The development of natural science archeology gives, among other things, archaeobiologists and -zoologists many new methods for laboratory work. Last year, 150 people from different parts of the world searched for answers to Tepeje’s riddles, says Karul.
There is no access to the genetic origin of the builders of Göbeklitepe and its sister areas, at least not yet with current methods. Human remains have indeed been found, for example skull fragments – and they show signs of modification – but the climate of the area has not favored the preservation of ancient DNA.
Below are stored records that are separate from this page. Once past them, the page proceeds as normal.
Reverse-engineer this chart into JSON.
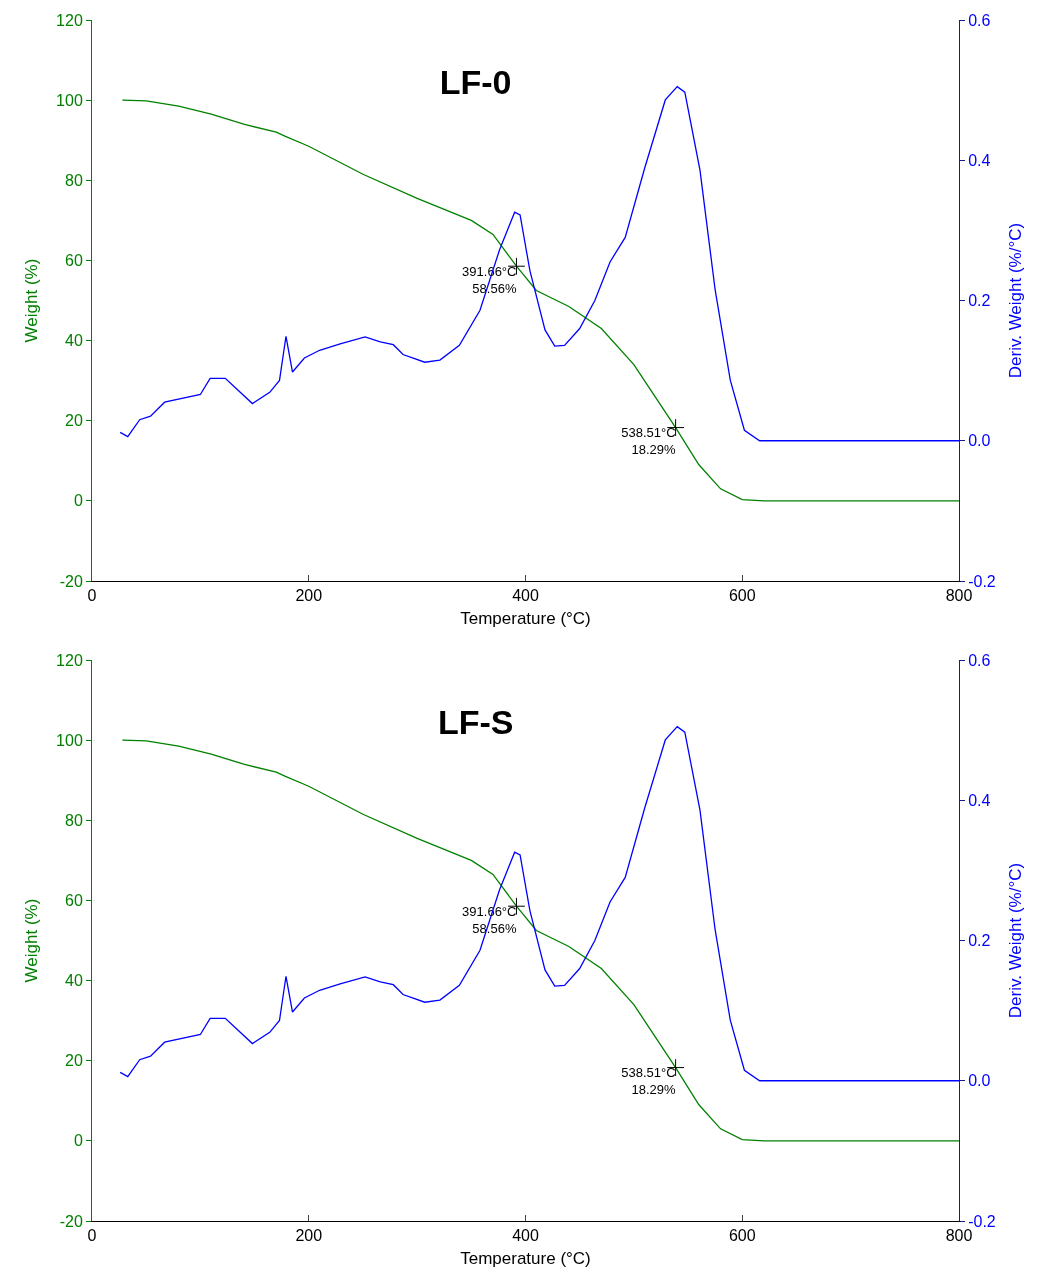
{
  "chart_data": [
    {
      "type": "line",
      "title": "LF-0",
      "xlabel": "Temperature (°C)",
      "ylabel": "Weight (%)",
      "y2label": "Deriv. Weight (%/°C)",
      "xlim": [
        0,
        800
      ],
      "xticks": [
        0,
        200,
        400,
        600,
        800
      ],
      "ylim": [
        -20,
        120
      ],
      "yticks": [
        -20,
        0,
        20,
        40,
        60,
        80,
        100,
        120
      ],
      "y2lim": [
        -0.2,
        0.6
      ],
      "y2ticks": [
        {
          "value": -0.2,
          "label": "-0.2"
        },
        {
          "value": 0,
          "label": "0.0"
        },
        {
          "value": 0.2,
          "label": "0.2"
        },
        {
          "value": 0.4,
          "label": "0.4"
        },
        {
          "value": 0.6,
          "label": "0.6"
        }
      ],
      "grid": false,
      "marker": "none",
      "line_style": "solid",
      "series": [
        {
          "type": "line",
          "color": "#008000",
          "x": [
            28,
            50,
            80,
            110,
            140,
            170,
            178,
            200,
            250,
            300,
            350,
            370,
            391.66,
            410,
            440,
            470,
            500,
            538.51,
            560,
            580,
            600,
            620,
            800
          ],
          "values": [
            100,
            99.8,
            98.5,
            96.5,
            94,
            92,
            91,
            88.5,
            81.5,
            75.5,
            70,
            66.5,
            58.56,
            52.5,
            48.5,
            43,
            34,
            18.29,
            9,
            3,
            0.3,
            0,
            0
          ]
        },
        {
          "type": "line",
          "axis": "y2",
          "color": "#0000ff",
          "x": [
            26,
            33,
            44,
            54,
            67,
            100,
            109,
            123,
            148,
            164,
            173,
            179,
            185,
            196,
            210,
            229,
            252,
            266,
            278,
            287,
            307,
            321,
            339,
            358,
            376,
            390,
            395,
            404,
            418,
            427,
            436,
            450,
            464,
            478,
            492,
            510,
            529,
            540,
            547,
            561,
            575,
            589,
            602,
            616,
            800
          ],
          "values": [
            0.012,
            0.006,
            0.03,
            0.035,
            0.055,
            0.066,
            0.089,
            0.089,
            0.053,
            0.069,
            0.086,
            0.149,
            0.098,
            0.118,
            0.129,
            0.138,
            0.148,
            0.141,
            0.137,
            0.123,
            0.112,
            0.115,
            0.136,
            0.186,
            0.272,
            0.326,
            0.322,
            0.243,
            0.158,
            0.135,
            0.136,
            0.16,
            0.2,
            0.255,
            0.29,
            0.389,
            0.486,
            0.505,
            0.497,
            0.386,
            0.215,
            0.086,
            0.015,
            0,
            0
          ]
        },
        {
          "type": "scatter",
          "marker": "cross",
          "color": "#000000",
          "x": [
            391.66,
            538.51
          ],
          "values": [
            58.56,
            18.29
          ]
        }
      ],
      "annotations": [
        "391.66°C\n58.56%",
        "538.51°C\n18.29%"
      ]
    },
    {
      "type": "line",
      "title": "LF-S",
      "xlabel": "Temperature (°C)",
      "ylabel": "Weight (%)",
      "y2label": "Deriv. Weight (%/°C)",
      "xlim": [
        0,
        800
      ],
      "xticks": [
        0,
        200,
        400,
        600,
        800
      ],
      "ylim": [
        -20,
        120
      ],
      "yticks": [
        -20,
        0,
        20,
        40,
        60,
        80,
        100,
        120
      ],
      "y2lim": [
        -0.2,
        0.6
      ],
      "y2ticks": [
        {
          "value": -0.2,
          "label": "-0.2"
        },
        {
          "value": 0,
          "label": "0.0"
        },
        {
          "value": 0.2,
          "label": "0.2"
        },
        {
          "value": 0.4,
          "label": "0.4"
        },
        {
          "value": 0.6,
          "label": "0.6"
        }
      ],
      "grid": false,
      "marker": "none",
      "line_style": "solid",
      "series": [
        {
          "type": "line",
          "color": "#008000",
          "x": [
            28,
            50,
            80,
            110,
            140,
            170,
            178,
            200,
            250,
            300,
            350,
            370,
            391.66,
            410,
            440,
            470,
            500,
            538.51,
            560,
            580,
            600,
            620,
            800
          ],
          "values": [
            100,
            99.8,
            98.5,
            96.5,
            94,
            92,
            91,
            88.5,
            81.5,
            75.5,
            70,
            66.5,
            58.56,
            52.5,
            48.5,
            43,
            34,
            18.29,
            9,
            3,
            0.3,
            0,
            0
          ]
        },
        {
          "type": "line",
          "axis": "y2",
          "color": "#0000ff",
          "x": [
            26,
            33,
            44,
            54,
            67,
            100,
            109,
            123,
            148,
            164,
            173,
            179,
            185,
            196,
            210,
            229,
            252,
            266,
            278,
            287,
            307,
            321,
            339,
            358,
            376,
            390,
            395,
            404,
            418,
            427,
            436,
            450,
            464,
            478,
            492,
            510,
            529,
            540,
            547,
            561,
            575,
            589,
            602,
            616,
            800
          ],
          "values": [
            0.012,
            0.006,
            0.03,
            0.035,
            0.055,
            0.066,
            0.089,
            0.089,
            0.053,
            0.069,
            0.086,
            0.149,
            0.098,
            0.118,
            0.129,
            0.138,
            0.148,
            0.141,
            0.137,
            0.123,
            0.112,
            0.115,
            0.136,
            0.186,
            0.272,
            0.326,
            0.322,
            0.243,
            0.158,
            0.135,
            0.136,
            0.16,
            0.2,
            0.255,
            0.29,
            0.389,
            0.486,
            0.505,
            0.497,
            0.386,
            0.215,
            0.086,
            0.015,
            0,
            0
          ]
        },
        {
          "type": "scatter",
          "marker": "cross",
          "color": "#000000",
          "x": [
            391.66,
            538.51
          ],
          "values": [
            58.56,
            18.29
          ]
        }
      ],
      "annotations": [
        "391.66°C\n58.56%",
        "538.51°C\n18.29%"
      ]
    }
  ]
}
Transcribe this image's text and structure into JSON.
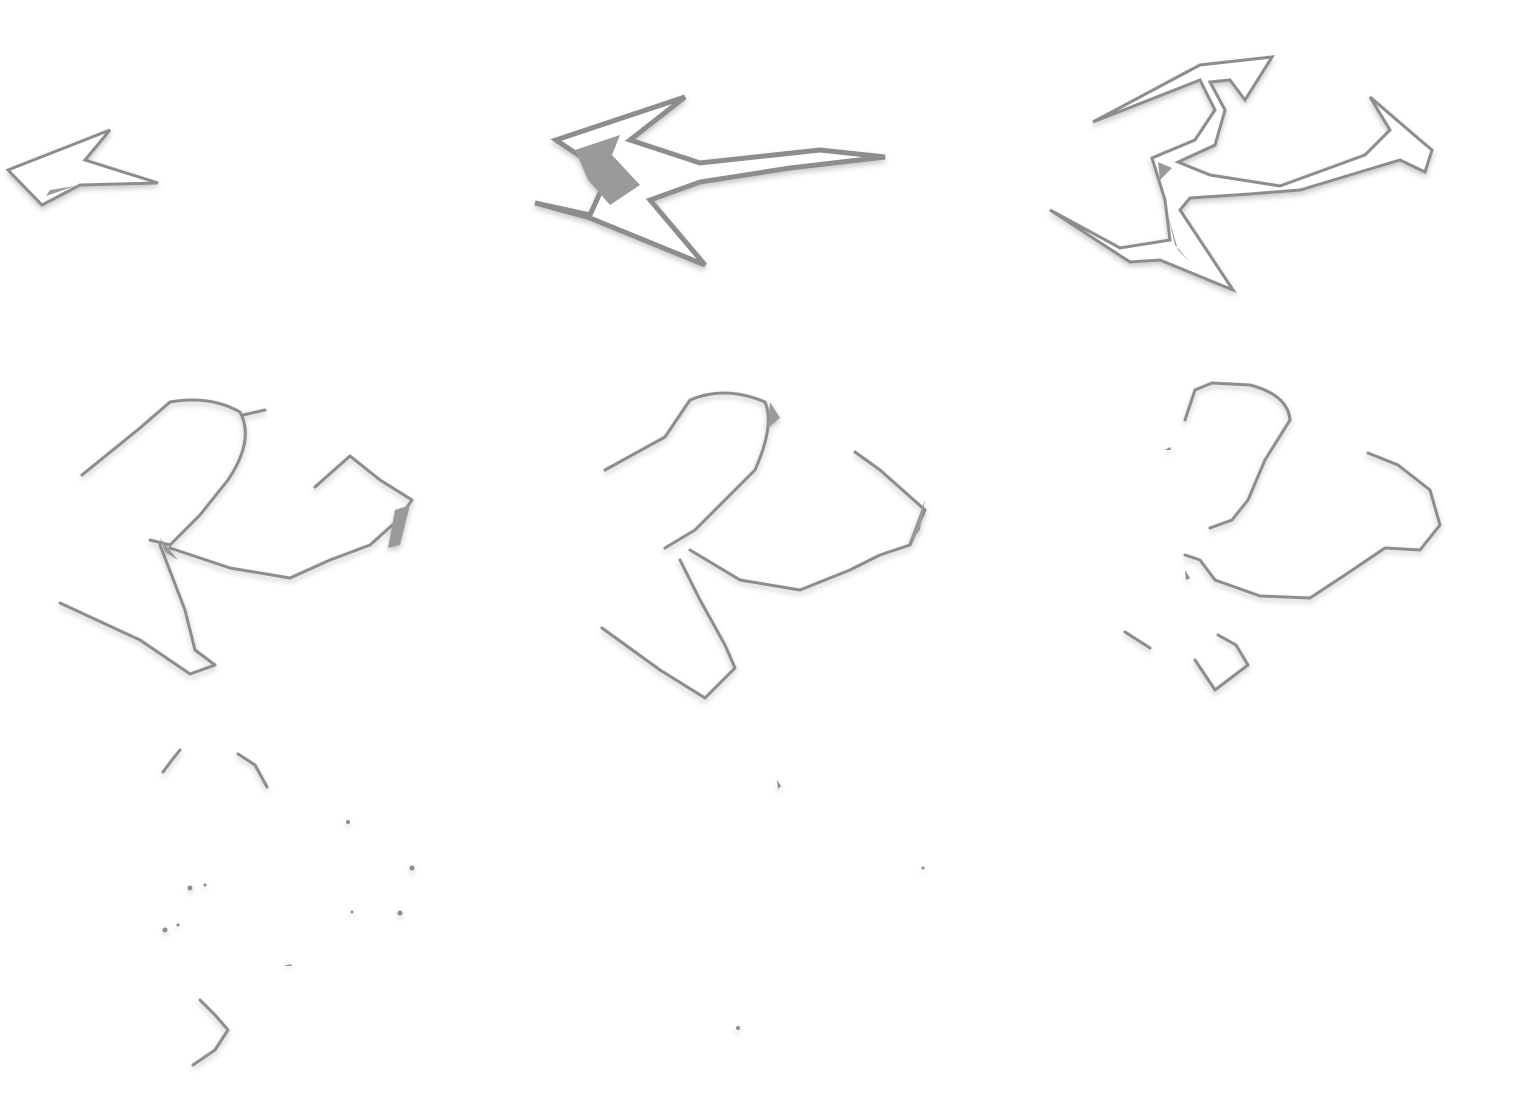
{
  "sprite_sheet": {
    "background": "#ffffff",
    "stroke_color": "#8d8d8d",
    "fill_color": "#ffffff",
    "shade_color": "#9a9a9a",
    "frame_count": 9,
    "frame_icons": [
      "arrow-small-icon",
      "arrow-large-icon",
      "arrow-curling-icon",
      "curl-shape-icon",
      "curl-shape-breaking-icon",
      "curl-shape-fragmenting-icon",
      "curl-scatter-icon",
      "curl-remnant-icon",
      "empty-frame"
    ]
  }
}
A rich and rich pictorial culture, on the other hand, is available to interpreters, if only we could read what, for example, a picture in which a person seems to be carrying a living leopard on his back means.
What about the story of the lost bird that spread its wings? There are dozens of other animals in the same T-pillar. Everyone looks in the opposite direction like a bird that seems to defy a snake.
Perhaps the picture contains a story, the meaning of which was clear to those who sat on the stone benches of Göbeklitepe. Maybe it wasn’t ritualistic, but perhaps the folklore of the time.